La influencia cultural de la Reforma Protestante también llegó a España y se desarrolló con características propias, lo cual ha incidido de forma poderosa y positiva en la conformación de una sociedad moderna, a pesar de las oposiciones y de los fuertes atavismos, que se procuraban mantener en las ideologías del Medievo. El sistema educativo desarrollado por imperativo de la Reforma, comprendía toda una pedagogía que buscaba el desarrollo intelectual de los pueblos, para forjar una independencia mayor para acercarse a la Biblia y poderla leer. Destacarían pedagogos como Juan Amós Comenio, quien actualmente sigue siendo referencia obligada en España, y en todo el mundo, para comprender la Historia de la Educación. Cuando, en el artículo de «El País», Roca Berea utiliza unas palabras de Castelar para intentar reforzar la idea de Menéndez y Pelayo, de que el protestantismo es una especie de injerencia en España; pero, quizás se olvida, o lo más seguro sea que desconozca, que Castelar junto a otros como Práxedes Mateo Sagasta, Gabriel Rodríguez, Segismundo Moret y algunos más, formaba parte de la Sociedad Abolicionista Española, que en 1865 fundaría el protestante  Julio Vizcarrondo. La misma Institución Libre de Enseñanza (ILE), se movería bajo una fuerte influencia de los principios protestantes, bebiendo constantemente del Krausismo, y de personajes como Froebel, Pestalozzi, y otros muchos protestantes[6]. Asimismo, serían también protestantes los que procurarían el ascenso de la mujer para que pudiera acceder a la Universidad.  El Instituto Internacional de Señoritas,  localizado en Madrid, en la calle Miguel Ángel, 8, es un monumento protestante, que nos habla del esfuerzo de aquellos protestantes que hicieron todo lo posible para que esto fuese así. Allí estudiarían muchas mujeres de los políticos, y de otros insignes intelectuales españoles.
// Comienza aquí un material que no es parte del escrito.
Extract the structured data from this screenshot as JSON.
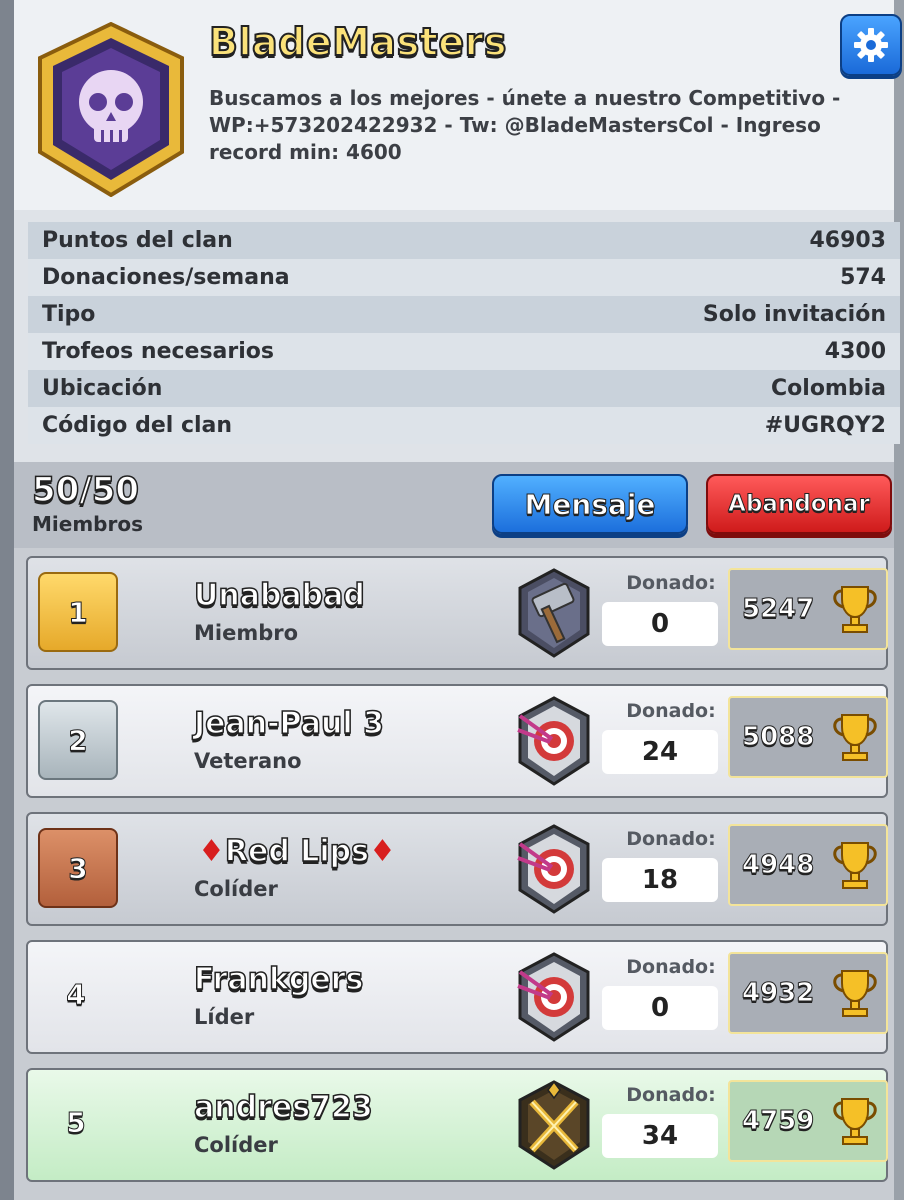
{
  "clan": {
    "name": "BladeMasters",
    "description": "Buscamos a los mejores - únete a nuestro Competitivo - WP:+573202422932 - Tw: @BladeMastersCol - Ingreso record min: 4600"
  },
  "stats": [
    {
      "label": "Puntos del clan",
      "value": "46903"
    },
    {
      "label": "Donaciones/semana",
      "value": "574"
    },
    {
      "label": "Tipo",
      "value": "Solo invitación"
    },
    {
      "label": "Trofeos necesarios",
      "value": "4300"
    },
    {
      "label": "Ubicación",
      "value": "Colombia"
    },
    {
      "label": "Código del clan",
      "value": "#UGRQY2"
    }
  ],
  "members_bar": {
    "count": "50/50",
    "label": "Miembros",
    "message_button": "Mensaje",
    "leave_button": "Abandonar"
  },
  "members": [
    {
      "rank": "1",
      "name": "Unababad",
      "role": "Miembro",
      "donated_label": "Donado:",
      "donated": "0",
      "trophies": "5247",
      "arena_icon": "hammer-arena-icon",
      "rank_color": "#f2c24a"
    },
    {
      "rank": "2",
      "name": "Jean-Paul 3",
      "role": "Veterano",
      "donated_label": "Donado:",
      "donated": "24",
      "trophies": "5088",
      "arena_icon": "target-arena-icon",
      "rank_color": "#bfc9cf"
    },
    {
      "rank": "3",
      "name": "Red Lips",
      "role": "Colíder",
      "donated_label": "Donado:",
      "donated": "18",
      "trophies": "4948",
      "arena_icon": "target-arena-icon",
      "rank_color": "#c77a55"
    },
    {
      "rank": "4",
      "name": "Frankgers",
      "role": "Líder",
      "donated_label": "Donado:",
      "donated": "0",
      "trophies": "4932",
      "arena_icon": "target-arena-icon"
    },
    {
      "rank": "5",
      "name": "andres723",
      "role": "Colíder",
      "donated_label": "Donado:",
      "donated": "34",
      "trophies": "4759",
      "arena_icon": "crossed-swords-arena-icon"
    }
  ],
  "colors": {
    "accent_blue": "#1c6fdc",
    "leave_red": "#cf1b1b",
    "name_yellow": "#fbe27a",
    "highlight_green": "#c4ecc5"
  }
}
Hoy es conocido como Fundación José Ortega y Gasset[7].

Lutero publica un libelo, «Von den Juden und ihren Lügen», («De los judíos y sus mentiras») con el que evidentemente los protestantes o evangélicos no podemos estar de acuerdo. Hay que recordar que Lutero era un monje agustino, y que la Iglesia Católica, así como la mayoría de los estamentos en aquel tiempo, era muy antijudía. Qué decir tiene, la cantidad de judíos que murieron también en la hoguera junto a otros protestantes, debido al impulso del Oficio de la Santa Inquisición impulsada por los Reyes Católicos, nombrando como Gran Inquisidor al monje Tomás de Torquemada; qué decir tiene que muchos serían expulsados a menos que profesaran una conversión al catolicismo. Aunque la Sra. Roca indique en su libro  que la Inquisición en España fue algo baladí, y que no murieron muchos, ni afectó demasiado a la vida de España, la realidad es otra muy diferente. Investigaciones recientes indican que la Santa Inquisición mató a unos 65.000 judíos[8]. En su ensayo «El hecho de que Jesucristo nació judío», Lutero defendía a los judíos, y condenaba el trato vejatorio que se les estaba dando[9]. Ahora bien, que se hayan utilizado escritos suyos, elaborados en contextos muy diferentes, y especialmente su nombre, para defender posturas que seguramente él nunca hubiese defendido en una época tan diferente, no debe de guiar a la conclusión de que se le puede imputar esto al reformador. Hemos de recordar que muchos protestantes dieron su vida por proteger a los judíos del holocausto, entre ellos el pastor y teólogo luterano Dietrich Bonhoeffer (1906-1945)[10].

Una de las formas de intentar desprestigiar la Reforma Protestante, es la de tratarnos como cismáticos, herejes, sectas, etc. Incluso la forma de intentar cometer este crimen contra la buena imagen y el honor de los protestantes, o evangélicos españoles, es la de denigrar la realidad histórica, tratando de infravalorar las aportaciones y avances realizados, y tratando de mitos las verdades innegables que los anales de la Historia de la Humanidad recogen ya de forma irrefutable. Historiadores protestantes, y otros que no lo son, ya dejaron constancia de la realidad protestante en España. El catedrático de Historia Moderna y Contemporánea de la Universidad de Murcia, Juan Bautista Vilar, introduce de forma evidente, que el protestantismo del XVI también se dio en suelo español[11]. El historiador Cesar Vidal, en su libro El Caso Lutero, y especialmente en su publicación más reciente (2016) El legado de la Reforma: Una herencia para el futuro. El catedrático abulense Francisco Ruiz de Pablos no solamente reafirma la realidad del protestantismo en suelo español desde los años de la Reforma del XVI, sino que además expresamente defiende que la política antirreformista que se mantuvo en España afectó a nuestro país, tanto culturalmente, como en su alejamiento del resto de Europa, identificando al protestantismo como agente catalizador de avance social[12]. No podemos descontextualizar los conceptos, observaciones y sentencias del entorno vital donde se mueven. Les guste o no a muchos, el protestantismo es un aspecto muy importante en la Historia de España. Formó parte de una sociedad determinada, con sus propias idiosincrasias, y hoy sigue formando parte de España con nuevos retos y necesidades.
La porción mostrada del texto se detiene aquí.